Each integration creates value. Each integration also creates another potential exposure point. The challenge of defending, and even just governing, these exposure points is particularly acute for mid-sized and regional banks operating with leaner compliance and cybersecurity resources than the largest national institutions.
For example, across the credit union (CU) landscape, PYMNTS Intelligence research found that fraud now occurs across the full CU member life cycle, from account opening and onboarding to authentication and transaction activity. CUs must now defend every interaction point rather than a single stage, and 77% of CUs have experienced unauthorized network access in the past year.
The same technologies driving operational efficiency and customer personalization also increase organizational exposure. AI systems require data access to generate value. APIs require connectivity to function effectively.

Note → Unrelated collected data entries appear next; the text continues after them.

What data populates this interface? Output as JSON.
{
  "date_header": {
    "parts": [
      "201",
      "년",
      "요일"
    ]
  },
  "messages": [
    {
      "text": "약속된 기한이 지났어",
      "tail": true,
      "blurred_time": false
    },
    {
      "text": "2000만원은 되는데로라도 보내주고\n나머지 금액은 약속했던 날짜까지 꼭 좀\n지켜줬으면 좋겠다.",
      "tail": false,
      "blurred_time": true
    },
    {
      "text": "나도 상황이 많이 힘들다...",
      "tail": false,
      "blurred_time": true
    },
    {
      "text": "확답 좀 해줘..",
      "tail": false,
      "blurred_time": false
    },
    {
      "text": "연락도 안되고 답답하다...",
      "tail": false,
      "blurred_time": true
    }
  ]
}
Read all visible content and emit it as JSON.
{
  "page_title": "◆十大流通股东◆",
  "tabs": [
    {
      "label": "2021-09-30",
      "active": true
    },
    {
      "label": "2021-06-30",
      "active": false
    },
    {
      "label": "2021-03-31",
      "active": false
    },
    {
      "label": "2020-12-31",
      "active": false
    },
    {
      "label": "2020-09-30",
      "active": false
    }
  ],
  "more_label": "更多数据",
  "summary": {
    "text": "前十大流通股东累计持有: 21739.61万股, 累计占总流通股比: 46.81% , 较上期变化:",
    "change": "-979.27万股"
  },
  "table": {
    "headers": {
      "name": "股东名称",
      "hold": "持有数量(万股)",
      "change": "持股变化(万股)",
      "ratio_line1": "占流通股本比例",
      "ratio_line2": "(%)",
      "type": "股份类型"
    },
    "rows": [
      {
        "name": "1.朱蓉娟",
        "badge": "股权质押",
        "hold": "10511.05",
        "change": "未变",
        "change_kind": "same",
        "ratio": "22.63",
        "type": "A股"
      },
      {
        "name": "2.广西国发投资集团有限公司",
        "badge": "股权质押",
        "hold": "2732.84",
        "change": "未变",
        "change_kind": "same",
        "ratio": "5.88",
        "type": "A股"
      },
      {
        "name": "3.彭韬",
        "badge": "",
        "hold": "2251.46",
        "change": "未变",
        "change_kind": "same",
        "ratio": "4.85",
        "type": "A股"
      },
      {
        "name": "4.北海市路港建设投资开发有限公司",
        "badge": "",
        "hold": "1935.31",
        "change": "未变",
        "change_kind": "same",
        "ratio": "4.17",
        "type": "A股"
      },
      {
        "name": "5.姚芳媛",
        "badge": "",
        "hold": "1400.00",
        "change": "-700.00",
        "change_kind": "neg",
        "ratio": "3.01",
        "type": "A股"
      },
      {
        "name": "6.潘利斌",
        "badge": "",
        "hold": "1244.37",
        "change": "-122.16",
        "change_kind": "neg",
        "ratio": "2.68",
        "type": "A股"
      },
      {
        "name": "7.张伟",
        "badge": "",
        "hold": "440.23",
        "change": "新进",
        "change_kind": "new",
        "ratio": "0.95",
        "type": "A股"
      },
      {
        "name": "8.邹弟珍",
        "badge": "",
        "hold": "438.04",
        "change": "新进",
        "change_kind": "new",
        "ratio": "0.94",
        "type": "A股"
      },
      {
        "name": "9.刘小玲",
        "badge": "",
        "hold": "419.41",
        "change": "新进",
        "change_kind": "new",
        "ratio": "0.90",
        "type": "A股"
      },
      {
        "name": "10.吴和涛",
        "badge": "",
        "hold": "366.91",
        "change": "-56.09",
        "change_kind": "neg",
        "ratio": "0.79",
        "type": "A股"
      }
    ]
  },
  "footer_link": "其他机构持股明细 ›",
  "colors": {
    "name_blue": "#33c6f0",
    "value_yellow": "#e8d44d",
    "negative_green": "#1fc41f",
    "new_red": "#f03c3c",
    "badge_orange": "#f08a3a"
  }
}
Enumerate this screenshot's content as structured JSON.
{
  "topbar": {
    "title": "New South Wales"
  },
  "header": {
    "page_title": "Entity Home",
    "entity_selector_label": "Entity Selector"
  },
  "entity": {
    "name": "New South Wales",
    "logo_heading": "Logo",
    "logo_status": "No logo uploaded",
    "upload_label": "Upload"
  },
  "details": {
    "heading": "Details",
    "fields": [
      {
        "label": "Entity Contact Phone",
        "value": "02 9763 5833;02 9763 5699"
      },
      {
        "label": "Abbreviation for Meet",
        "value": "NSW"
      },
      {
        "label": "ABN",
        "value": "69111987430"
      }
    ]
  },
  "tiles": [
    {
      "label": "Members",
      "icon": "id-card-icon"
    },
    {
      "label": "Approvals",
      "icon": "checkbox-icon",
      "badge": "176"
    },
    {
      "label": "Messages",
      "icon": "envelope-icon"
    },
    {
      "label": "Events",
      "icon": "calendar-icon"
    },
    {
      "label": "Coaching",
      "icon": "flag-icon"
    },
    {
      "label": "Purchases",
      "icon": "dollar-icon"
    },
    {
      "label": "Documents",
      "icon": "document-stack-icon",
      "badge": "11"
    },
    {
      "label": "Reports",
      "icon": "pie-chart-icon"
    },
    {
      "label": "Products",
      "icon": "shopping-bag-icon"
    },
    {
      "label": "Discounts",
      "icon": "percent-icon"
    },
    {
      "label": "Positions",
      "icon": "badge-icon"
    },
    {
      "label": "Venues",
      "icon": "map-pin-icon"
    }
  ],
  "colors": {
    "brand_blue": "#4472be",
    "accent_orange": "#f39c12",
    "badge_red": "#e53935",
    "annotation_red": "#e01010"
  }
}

Modern banking infrastructure is inherently designed for openness and interoperability.
See also: The Enterprise Security Stack Is Moving to the Edge
The End of the Closed-Core Era
The real question is whether banks can establish governance models sophisticated enough to match the complexity of the ecosystems they now depend on. What has changed is the scale, speed and opacity of modern data movement. As customer data becomes increasingly distributed across external systems, governance itself is emerging as a competitive differentiator.
Rather than attempting to seal off every endpoint, many smaller institutions are shifting toward continuous monitoring models built around identity management, behavioral analytics and real-time visibility into data movement. Increasingly, the focus is less about defending a fixed perimeter and more about understanding how information flows across interconnected systems.
Data in the report “Embedding Security: Designing Fraud Risk Out of Business Transactions,” a March PYMNTS Intelligence Business Payments Tracker Series report in collaboration with WEX, reveals that nearly a quarter of banking CEOs (24%) are prioritizing AI investments for cybersecurity.
The broader banking landscape is also hoping that a rising security and data governance tide can lift all boats. PYMNTS covered Tuesday (May 12) how JPMorganChase is making nearly $14 million in philanthropic investments to support seven organizations that are combating fraud and scams through consumer awareness and real-time prevention.
Ultimately, the institutions succeeding in this transition are generally not those attempting to halt technological change. They are the ones redesigning governance around the assumption that data mobility is now permanent. Because in the API economy, the most important security question is no longer whether data leaves the bank. It is whether the bank still knows where the data went.